In radical cystectomy procedures for men, a combination of bipolar dissector and sharp dissection with scissors is used to remove the prostate and transect the urethra at the space of Retzius. In females, the infundibulopelvic ligament is divided, as the ureter runs underneath it. Females with low volume and no involvement of the posterior bladder, entering in anterior plane of the vagina can preserve the uterus thus configuring the so-called “uterine-sparing” cystectomy. A 12 mm robotic assistant trocar can be placed at the site of the intended stoma at the beginning of the case ( Fig. 7.2 ). For female patients, a 12 mm assistant trocar is optional as the vaginal orifice can be used for bowel stapling.
Harvesting the bowel
Using the length of the robotic instruments, a coarse measurement of the ileum is made, which is harvested about 15–20 cm proximal to the ileocecal junction. For example, 45–50 cm of the ileum is needed to create a neobladder. The distal and proximal ends of the segment are stitched with 3–0 Silk and Vicryl stitches as a mark and as handles for manipulation of the bowel. Staplers are introduced through the vaginal orifice in females ( Fig. 7.3 ), while 12 mm Airseal trocars are commonly used in males ( Fig. 7.4 ).
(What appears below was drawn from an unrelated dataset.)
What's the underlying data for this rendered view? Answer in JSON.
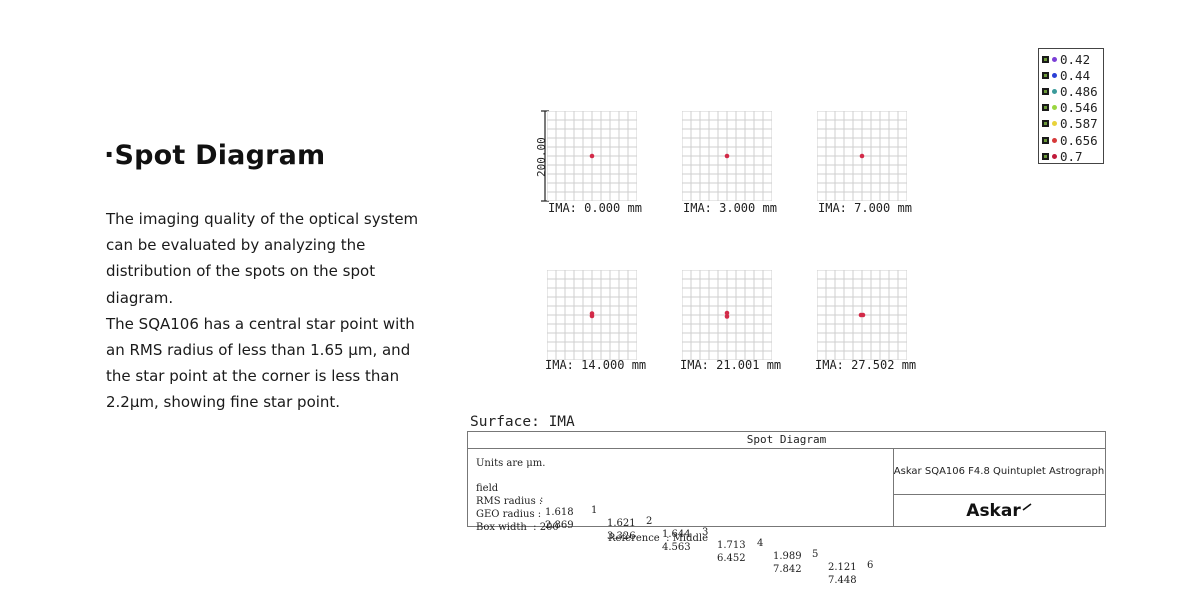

The ileum is transected on either side, and then the free bowel is anastomosed to the ileum by using 3–0 Vicryl stay sutures to aid in bowel grasping. To create the anastomosis, a second 3–0 Vicryl stitch is placed approximately 6 cm from the free ends of the bowel. Both the jaws of the stapler are advanced through an open end of the bowel to achieve the anastomosis followed by closing the distal end with a stapler in addition to closing it with 3–0 Vicryl sutures.
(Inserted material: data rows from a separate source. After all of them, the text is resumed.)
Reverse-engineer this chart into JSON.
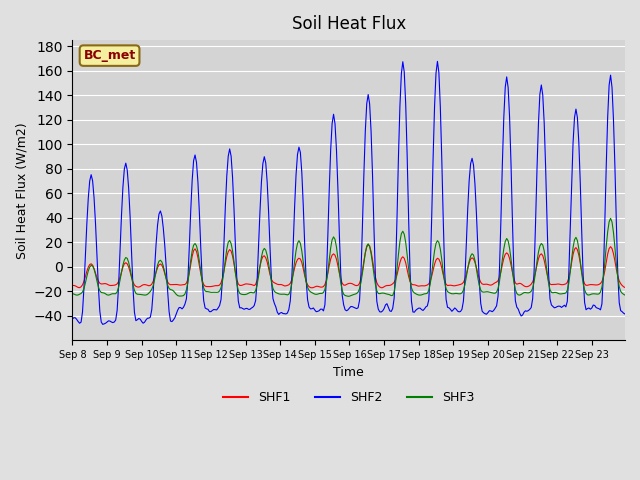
{
  "title": "Soil Heat Flux",
  "ylabel": "Soil Heat Flux (W/m2)",
  "xlabel": "Time",
  "ylim": [
    -60,
    185
  ],
  "yticks": [
    -40,
    -20,
    0,
    20,
    40,
    60,
    80,
    100,
    120,
    140,
    160,
    180
  ],
  "bg_color": "#e0e0e0",
  "plot_bg": "#d4d4d4",
  "legend_label": "BC_met",
  "series": [
    "SHF1",
    "SHF2",
    "SHF3"
  ],
  "colors": [
    "red",
    "blue",
    "green"
  ],
  "x_tick_labels": [
    "Sep 8",
    "Sep 9",
    "Sep 10",
    "Sep 11",
    "Sep 12",
    "Sep 13",
    "Sep 14",
    "Sep 15",
    "Sep 16",
    "Sep 17",
    "Sep 18",
    "Sep 19",
    "Sep 20",
    "Sep 21",
    "Sep 22",
    "Sep 23"
  ],
  "n_days": 16,
  "start_day": 8,
  "shf2_peaks": [
    80,
    90,
    48,
    96,
    102,
    95,
    105,
    130,
    148,
    178,
    175,
    95,
    163,
    159,
    138,
    163
  ],
  "shf1_peaks": [
    5,
    5,
    5,
    18,
    18,
    12,
    10,
    15,
    22,
    10,
    10,
    10,
    14,
    14,
    18,
    20
  ],
  "shf3_peaks": [
    5,
    10,
    8,
    25,
    25,
    20,
    25,
    30,
    22,
    35,
    25,
    15,
    28,
    25,
    28,
    45
  ]
}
Incontinent diversion with using ileum to direct urine from a reservoir to an external collecting bag via a stoma is one of the most common techniques for urinary diversion. Similar bowel harvesting techniques are used as described earlier.
After performing the radical cystectomy, attention is turned to create the ileal conduit. The appendix is identified and then the terminal ileum. From there, 15 cm are measured proximally. A 3–0 Vicryl stitch is placed to mark the distal portion of the conduit. A 3–0 Silk stitch is placed 15 cm proximal to that to mark out the proximal portion of the conduit ( Fig. 7.5 ).